MPs plan to send protesters to sweep streets

A rally in support of the former Astrakhan mayor candidate Oleg Shein. (RIA Novosti / Ramil Sitdikov)
United Russia’s deputies have proposed significantly increasing fines for unsanctioned rallies or making protesters who violate the law perform compulsory community service.

­Under the bill proposed by the group of MPs from the majority party, organizers of street rallies would pay up to 100,000 rubles (US$3,400) for violations, while participants in such events would pay up to 10,000 rubles (US$340).

Currently, the maximum penalty for such violations is 2,000 rubles (about US$67). The amendments were submitted to the State Duma on Monday.

The lawmakers also want to introduce tougher punishment for hampering sanctioned gatherings as well as for forcing others to participate in such events. They insist the fine should be increased from the current US$10 to up to $3,400 for citizens and up to $6,700 for civil servants.

In addition, the bill introduces an alternative administrative punishment – up to 200 hours of compulsory community service, which now can be imposed only for criminal offenses.   

“Our law protects protesters, but doesn’t protect citizens who can’t get home [because of the gatherings]. Participants of events leave piles of litter,” MP Aleksandr Sidyakin, the author of the initiative wrote in his Twitter microblog.

The lawmaker pointed out that proposed sanctions are “humane” compared to those used in foreign law. For instance, in France local authorities are entitled to ban any rallies and in Geneva participants of events that have not been agreed with authorities may face up to 100,000 euro in fines or a five-year ban on taking part in rallies.  

“Organizers of public actions often instigate participants to violate the law. Indeed, this cultivates legal nihilism and even anarchism among citizens. Recent events have shown that some organizers and participants of political protests deliberately do everything to get detained [in front of camera lenses],” Sidyakin told journalists, as cited by RIA Novosti.

Meanwhile, nickel-and-dime fines neither stop anyone from violations nor compensate for the damages caused by protesters’ actions.  

If arrests are replaced with large fines and compulsory service, there will be no illusions about “pseudo heroism” of detained protesters, Sidyakin believes.

Ilya Yashin, one of the leaders of the movement Solidarity, believes the move is set to make it easier for authorities to repress opposition, writes Vedomosti daily. The opposition leader believes that if United Russia’s amendments are passed, fines will become the main punishment for protesters.
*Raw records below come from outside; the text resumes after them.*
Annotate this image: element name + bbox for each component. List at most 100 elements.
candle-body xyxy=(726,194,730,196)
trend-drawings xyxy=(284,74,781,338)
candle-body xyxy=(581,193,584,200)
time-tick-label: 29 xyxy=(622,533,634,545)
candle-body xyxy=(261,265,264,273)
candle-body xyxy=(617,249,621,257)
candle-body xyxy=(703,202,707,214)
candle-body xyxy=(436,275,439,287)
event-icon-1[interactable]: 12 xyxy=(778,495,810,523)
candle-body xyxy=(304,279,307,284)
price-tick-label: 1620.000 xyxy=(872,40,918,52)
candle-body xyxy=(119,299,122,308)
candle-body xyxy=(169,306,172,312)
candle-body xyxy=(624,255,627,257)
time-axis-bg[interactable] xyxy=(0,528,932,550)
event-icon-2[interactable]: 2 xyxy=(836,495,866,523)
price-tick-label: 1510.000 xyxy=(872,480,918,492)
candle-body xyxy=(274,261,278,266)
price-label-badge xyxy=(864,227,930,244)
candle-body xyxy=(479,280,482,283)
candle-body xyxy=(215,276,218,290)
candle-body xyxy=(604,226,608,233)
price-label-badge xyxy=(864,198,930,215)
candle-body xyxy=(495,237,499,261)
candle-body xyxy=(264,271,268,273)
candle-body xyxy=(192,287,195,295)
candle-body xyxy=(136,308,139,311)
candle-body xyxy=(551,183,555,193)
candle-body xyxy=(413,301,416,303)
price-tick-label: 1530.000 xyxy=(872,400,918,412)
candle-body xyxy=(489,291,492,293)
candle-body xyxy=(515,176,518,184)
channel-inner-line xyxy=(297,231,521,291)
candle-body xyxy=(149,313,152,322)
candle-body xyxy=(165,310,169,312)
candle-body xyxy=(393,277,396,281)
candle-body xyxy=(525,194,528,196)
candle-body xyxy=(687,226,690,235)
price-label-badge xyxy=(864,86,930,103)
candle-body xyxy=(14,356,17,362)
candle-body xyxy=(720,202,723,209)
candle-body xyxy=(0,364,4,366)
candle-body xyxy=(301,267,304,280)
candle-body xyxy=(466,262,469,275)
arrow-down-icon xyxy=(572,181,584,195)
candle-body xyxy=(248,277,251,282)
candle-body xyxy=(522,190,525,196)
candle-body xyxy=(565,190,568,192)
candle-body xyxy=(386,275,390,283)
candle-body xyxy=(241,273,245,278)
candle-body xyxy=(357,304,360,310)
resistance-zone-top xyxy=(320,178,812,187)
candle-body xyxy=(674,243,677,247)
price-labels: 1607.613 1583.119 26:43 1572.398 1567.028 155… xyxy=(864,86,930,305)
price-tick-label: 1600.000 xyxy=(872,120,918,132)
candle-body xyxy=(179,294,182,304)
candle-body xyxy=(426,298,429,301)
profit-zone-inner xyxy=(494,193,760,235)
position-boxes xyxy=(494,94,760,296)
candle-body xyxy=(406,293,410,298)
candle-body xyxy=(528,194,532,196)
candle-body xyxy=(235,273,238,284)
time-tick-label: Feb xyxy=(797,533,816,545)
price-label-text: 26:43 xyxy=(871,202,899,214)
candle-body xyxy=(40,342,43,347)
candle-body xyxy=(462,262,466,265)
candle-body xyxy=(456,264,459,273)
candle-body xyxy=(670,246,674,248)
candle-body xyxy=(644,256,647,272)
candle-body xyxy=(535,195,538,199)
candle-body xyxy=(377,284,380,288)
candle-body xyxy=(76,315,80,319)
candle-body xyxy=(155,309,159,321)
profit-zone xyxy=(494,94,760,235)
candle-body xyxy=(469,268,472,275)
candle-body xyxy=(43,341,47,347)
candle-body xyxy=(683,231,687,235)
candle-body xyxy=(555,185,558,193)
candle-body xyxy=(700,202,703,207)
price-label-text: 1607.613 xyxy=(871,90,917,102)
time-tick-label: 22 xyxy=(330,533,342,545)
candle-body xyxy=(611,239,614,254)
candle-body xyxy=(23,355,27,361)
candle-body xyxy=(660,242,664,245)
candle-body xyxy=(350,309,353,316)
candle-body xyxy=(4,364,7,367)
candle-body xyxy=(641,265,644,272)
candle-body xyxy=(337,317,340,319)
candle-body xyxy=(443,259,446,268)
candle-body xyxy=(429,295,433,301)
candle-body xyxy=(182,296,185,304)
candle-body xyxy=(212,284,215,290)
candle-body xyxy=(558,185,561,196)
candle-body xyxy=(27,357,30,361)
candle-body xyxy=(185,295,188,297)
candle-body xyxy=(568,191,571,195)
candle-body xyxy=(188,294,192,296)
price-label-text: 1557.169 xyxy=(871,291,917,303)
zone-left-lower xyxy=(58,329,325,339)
However, activists are ready for such developments and would easily collect the required money from supporters through the internet, he said.

The leader of the Other Russia movement, Eduard Limonov, is also relaxed about the new initiative.

“Well, if they make us sweep streets, journalists would immediately gather to watch it,” he is cited as saying.

The Communist party has slammed a new draft law on the drastic increase of fines for violating the rules of street protests.

“This is a crazy bill which violates citizens’ constitutional rights to public expression of their attitude to what is going on in the country,”
said one of the party’s top officials Vladimir Kashin.

One of the arguments of the bill’s authors is that mass street rallies bother other people, first of all by obstructing traffic on the city roads and preventing pedestrians from moving freely.

“I guess the authors of the draft bill forgot that mass rallies in support of Vladimir Putin obstructed people in the same way,” Kashin said.